Но сама себе она тоже не помогала. После того как Репон счел, что он должен предоставить ей чуть больше свободы, она исчезла на 24 часа с мужчиной, бывшим пациентом клиники. Затем выяснилось, что она связалась с еще одним пациентом, уволенным из армии: смазливым, но никчемным алкоголиком и эпилептиком. Репон чувствовал себя преданным и был в ярости. Под давлением постоянного внимания прессы и угрозы репутации его клиники он написал доктору Бальзигеру гневное письмо с просьбой убрать Эдду из Малево. Она вела себя слишком бездумно, слишком бунтарски, слишком безответственно и, совершенно очевидно, была не в состоянии учиться на ошибках.

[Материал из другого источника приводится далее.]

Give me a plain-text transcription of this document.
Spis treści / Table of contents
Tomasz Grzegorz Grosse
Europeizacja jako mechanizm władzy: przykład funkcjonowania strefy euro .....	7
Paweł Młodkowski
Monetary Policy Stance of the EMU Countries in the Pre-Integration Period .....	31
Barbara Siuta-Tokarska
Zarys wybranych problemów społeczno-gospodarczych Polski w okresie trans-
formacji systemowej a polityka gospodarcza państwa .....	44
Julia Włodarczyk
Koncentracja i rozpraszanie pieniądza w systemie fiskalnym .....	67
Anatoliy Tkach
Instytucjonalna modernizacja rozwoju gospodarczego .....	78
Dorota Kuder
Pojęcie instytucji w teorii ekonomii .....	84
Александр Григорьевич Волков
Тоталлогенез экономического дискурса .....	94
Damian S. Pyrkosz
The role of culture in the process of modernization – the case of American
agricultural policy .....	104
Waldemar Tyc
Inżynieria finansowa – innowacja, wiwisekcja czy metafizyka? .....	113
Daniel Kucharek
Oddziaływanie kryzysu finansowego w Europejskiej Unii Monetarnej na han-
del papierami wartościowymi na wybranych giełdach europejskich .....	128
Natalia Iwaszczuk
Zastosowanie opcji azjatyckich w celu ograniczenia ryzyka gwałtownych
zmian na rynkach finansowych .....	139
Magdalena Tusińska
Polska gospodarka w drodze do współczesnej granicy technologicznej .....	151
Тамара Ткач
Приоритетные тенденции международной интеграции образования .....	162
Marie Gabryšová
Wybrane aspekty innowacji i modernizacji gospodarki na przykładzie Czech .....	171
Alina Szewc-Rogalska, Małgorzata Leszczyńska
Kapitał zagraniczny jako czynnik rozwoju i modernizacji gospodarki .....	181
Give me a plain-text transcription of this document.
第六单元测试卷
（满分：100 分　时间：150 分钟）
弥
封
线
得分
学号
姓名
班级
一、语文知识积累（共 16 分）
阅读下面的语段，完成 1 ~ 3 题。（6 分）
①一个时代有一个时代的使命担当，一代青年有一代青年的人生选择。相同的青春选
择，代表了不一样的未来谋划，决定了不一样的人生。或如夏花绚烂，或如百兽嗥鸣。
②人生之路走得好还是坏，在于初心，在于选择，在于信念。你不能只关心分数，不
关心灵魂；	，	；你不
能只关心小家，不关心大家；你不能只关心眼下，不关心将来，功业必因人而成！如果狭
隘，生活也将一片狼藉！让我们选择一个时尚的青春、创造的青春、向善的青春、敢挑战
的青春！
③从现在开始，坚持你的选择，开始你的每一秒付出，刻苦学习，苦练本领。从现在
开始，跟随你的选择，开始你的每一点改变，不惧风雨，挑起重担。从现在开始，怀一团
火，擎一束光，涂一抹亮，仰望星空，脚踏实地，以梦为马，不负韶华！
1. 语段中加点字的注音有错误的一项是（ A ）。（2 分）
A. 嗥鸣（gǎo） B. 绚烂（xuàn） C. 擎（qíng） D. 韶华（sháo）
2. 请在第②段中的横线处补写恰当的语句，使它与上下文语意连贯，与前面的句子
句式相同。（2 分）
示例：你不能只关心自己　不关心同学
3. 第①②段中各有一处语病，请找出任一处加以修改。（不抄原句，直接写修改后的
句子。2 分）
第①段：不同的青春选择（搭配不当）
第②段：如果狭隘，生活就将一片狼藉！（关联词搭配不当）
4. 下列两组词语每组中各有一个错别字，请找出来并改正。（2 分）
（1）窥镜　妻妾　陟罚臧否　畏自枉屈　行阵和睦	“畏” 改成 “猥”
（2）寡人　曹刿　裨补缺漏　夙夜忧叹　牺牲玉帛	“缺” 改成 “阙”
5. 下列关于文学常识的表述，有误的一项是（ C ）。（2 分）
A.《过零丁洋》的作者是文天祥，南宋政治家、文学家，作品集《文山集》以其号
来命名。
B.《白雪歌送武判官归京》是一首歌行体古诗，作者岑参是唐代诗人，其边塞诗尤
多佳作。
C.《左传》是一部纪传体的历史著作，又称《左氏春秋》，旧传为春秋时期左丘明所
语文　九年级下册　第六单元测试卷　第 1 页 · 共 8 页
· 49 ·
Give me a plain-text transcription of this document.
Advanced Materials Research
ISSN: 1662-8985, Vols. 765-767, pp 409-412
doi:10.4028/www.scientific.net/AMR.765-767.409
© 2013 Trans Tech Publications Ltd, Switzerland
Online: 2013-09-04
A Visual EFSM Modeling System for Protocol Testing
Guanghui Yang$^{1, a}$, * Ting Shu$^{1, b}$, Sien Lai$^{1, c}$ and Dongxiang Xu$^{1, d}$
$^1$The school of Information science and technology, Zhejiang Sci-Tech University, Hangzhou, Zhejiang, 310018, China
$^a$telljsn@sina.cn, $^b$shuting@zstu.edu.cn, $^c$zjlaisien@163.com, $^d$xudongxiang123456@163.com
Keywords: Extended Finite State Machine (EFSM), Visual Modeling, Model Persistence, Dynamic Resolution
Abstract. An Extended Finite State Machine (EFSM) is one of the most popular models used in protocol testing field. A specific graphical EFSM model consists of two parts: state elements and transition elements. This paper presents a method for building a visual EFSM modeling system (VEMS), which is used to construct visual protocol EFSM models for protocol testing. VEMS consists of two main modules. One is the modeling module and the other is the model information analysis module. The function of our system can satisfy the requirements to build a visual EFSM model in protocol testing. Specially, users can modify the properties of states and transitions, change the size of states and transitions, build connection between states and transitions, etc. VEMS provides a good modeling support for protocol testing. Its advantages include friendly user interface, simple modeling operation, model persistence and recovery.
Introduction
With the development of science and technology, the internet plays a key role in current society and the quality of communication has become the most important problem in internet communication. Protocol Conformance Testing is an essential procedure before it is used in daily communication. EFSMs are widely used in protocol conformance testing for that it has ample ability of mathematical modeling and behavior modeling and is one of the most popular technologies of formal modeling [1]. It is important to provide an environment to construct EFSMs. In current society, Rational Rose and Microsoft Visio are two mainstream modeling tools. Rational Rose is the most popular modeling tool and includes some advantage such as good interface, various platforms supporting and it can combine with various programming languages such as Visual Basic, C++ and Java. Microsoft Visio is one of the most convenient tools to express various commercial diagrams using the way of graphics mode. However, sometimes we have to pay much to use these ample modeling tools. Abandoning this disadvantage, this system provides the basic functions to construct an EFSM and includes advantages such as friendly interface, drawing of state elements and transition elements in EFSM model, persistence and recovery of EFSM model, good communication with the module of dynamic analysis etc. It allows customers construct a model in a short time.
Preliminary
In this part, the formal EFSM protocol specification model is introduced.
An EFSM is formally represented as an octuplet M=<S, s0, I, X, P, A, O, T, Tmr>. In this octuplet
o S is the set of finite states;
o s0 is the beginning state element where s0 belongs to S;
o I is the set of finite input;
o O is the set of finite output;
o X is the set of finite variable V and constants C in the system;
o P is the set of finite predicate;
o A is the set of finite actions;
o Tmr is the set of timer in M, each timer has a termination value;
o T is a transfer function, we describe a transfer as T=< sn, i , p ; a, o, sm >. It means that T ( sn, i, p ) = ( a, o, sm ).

На федеральном уровне тем временем разрабатывался план о возвращении домой 45 тысяч итальянских беженцев, оказавшихся во время войны в Швейцарии. На заседании 20 августа было решено, что Эдда должна покинуть страну, но детям ее будет позволено остаться вместе с их гувернанткой фрау Шварц до прояснения ситуации. Эдда протестовала, говоря, что с нею обращаются, как с военным преступником, каковым, очевидно, ее считают швейцарские власти, и написала Даллесу: «Если меня вышлют в Италию, я очень скоро узнаю, что такое смерть». Но дата была уже назначена – 29 августа – и итальянский министр иностранных дел заверил ее, что скорого суда над нею не будет. Как и мать, ее отправят в концентрационный лагерь, «для ее собственной безопасности».
Доктор Репон сжалился и сказал, что она может остаться. Но было уже поздно. Итальянцы приготовились к ее возвращению, а американцы согласились «организовать доставку и прием». Опасения Эдды были ненапрасными. Корреспондент New York Times в Риме писал, что Эдду воспринимают, как «самый центр» фашистского мира общественных и политических интриг, сравнимых только с «эрой Борджиа», и что многие питают к ней личную неприязнь. «Попадись она в руки патриотов, – пророчил он, – ее наверняка ждет та же судьба, что и ее отца».
Вечер 28 августа Эдда провела в станционном буфете Монте с детьми и несколькими друзьями. Проводить ее позволили и оправившемуся от своих ран Пуччи. В половине третьего днем 29-го она села на поезд в Берн; первую часть пути ее сопровождали доктор Репон, Фабрицио и Раймонда, Пуччи и мадемуазель Шварц. В городе Веве на берегу Женевского озера ее с цветами поджидала Вирджиния Аньелли. Во Фрибуре в поезд подсела мадам де Шолле. Все вместе пообедали в вагоне-ресторане поезда.
Доктор Бальзигер, швейцарские пограничники и американская дипломатическая миссия в Берне тщательно продумали все этапы пути. В городе Беллинцона, на границе с Италией, Эдда попрощалась с детьми. Раймонде она подарила свои часы. Как обычно, никаких особых проявлений эмоций на публике не было, они лишь повторили друг другу ставшую семейной мантрой фразу: «Дай бог вам хорошего путешествия, и без ветра». Эдда пересела в поджидавший ее американский джип, на котором она пересекла границу с поднятым шлагбаумом. Вслед за джипом ехал мини-фургон с ее багажом. Присутствовавший при этой сцене инспектор Мюллер отметил, что одета Эдда была «несколько менее эксцентрично, чем она иногда одевалась в Монте», держалась «с большой скромностью и достоинством», без малейшего «отчаяния или уныния». Но, как и обычно, каковы бы ни были на самом деле ее чувства, публично она бы их все равно не проявила.
Куда она едет, Эдду заранее не известили. После трех часов пути по ухабистой деревенской дороге, усеянной следами войны, она оказалась в миланском аэропорту Линате. В городах, через которые они проезжали, она видела нацарапанные на стенах домов надписи: «Фашисты! Помните площадь Лорето!» На следующее утро на самолете ее доставили в город Орвието, где передали в руки итальянцев. Приняли ее холодно. Ей приказали раздеться донага и тщательно обыскали в комнате с открытой дверью. Руководил процедурой тот самый полицейский Полито, который лапал Ракеле по дороге в Рокка делле Каминате.